Für jegliche PR-Arbeit sind die Entwicklungen in Gesellschaft und Medien zentrale Größen, an die sich die Akteure anpassen müssen. Der Autor dieser Arbeit sieht für Regierungskommunikation noch einen dritten wichtigen Bestimmungsfaktor: Wahlkämpfe lassen sich als die olympischen Spiele politischer Kommunikation beschreiben. In dieser Zeitspanne der Verdichtung und Zuspitzung des Wettbewerbs um die Macht werden Rekorde und Spitzenleistungen aufgestellt, an denen sich alle Mitspieler zukünftig orientieren müssen. Deswegen sind hier die Wahlkampagnen ab den 90er-Jahren als Orientierungsmarken der Regierungs-PR berücksichtigt.

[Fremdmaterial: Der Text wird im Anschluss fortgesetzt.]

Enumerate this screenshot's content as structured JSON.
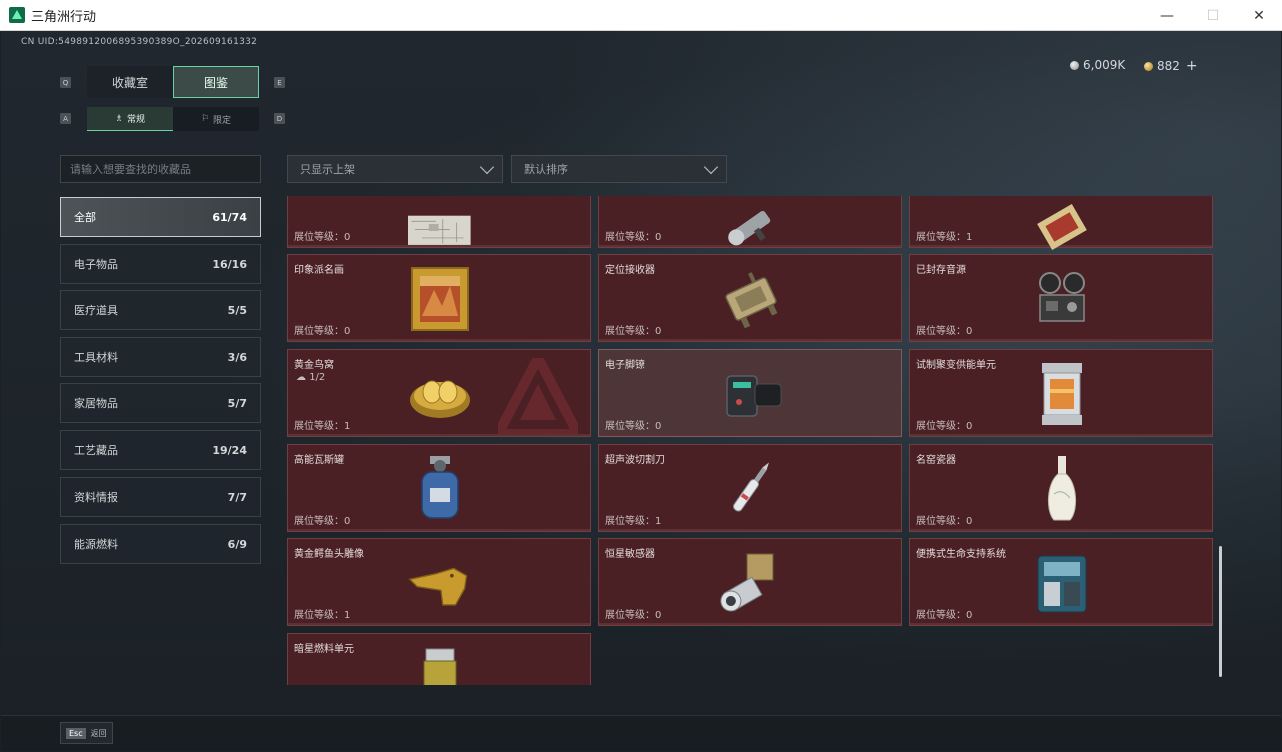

3.1 Die Gesellschaft: postmodern und individualisiert

Unsere Zeit hat ihren eigenen kategorischen Imperativ, meint der Soziologe Gerhard Schulze. Kantianische Pflichtethik weiche dem neuen Leitspruch: „Erlebe dein Leben!" Im Zeitschriftenladen, vor dem Fernseher, beim Einkaufen und – so kann man wohl ergänzen – in der Wahlkabine müsse man sich danach richten, worauf man gerade Lust habe. Der Erlebniswert der Angebote überlagere ihren Gebrauchswert.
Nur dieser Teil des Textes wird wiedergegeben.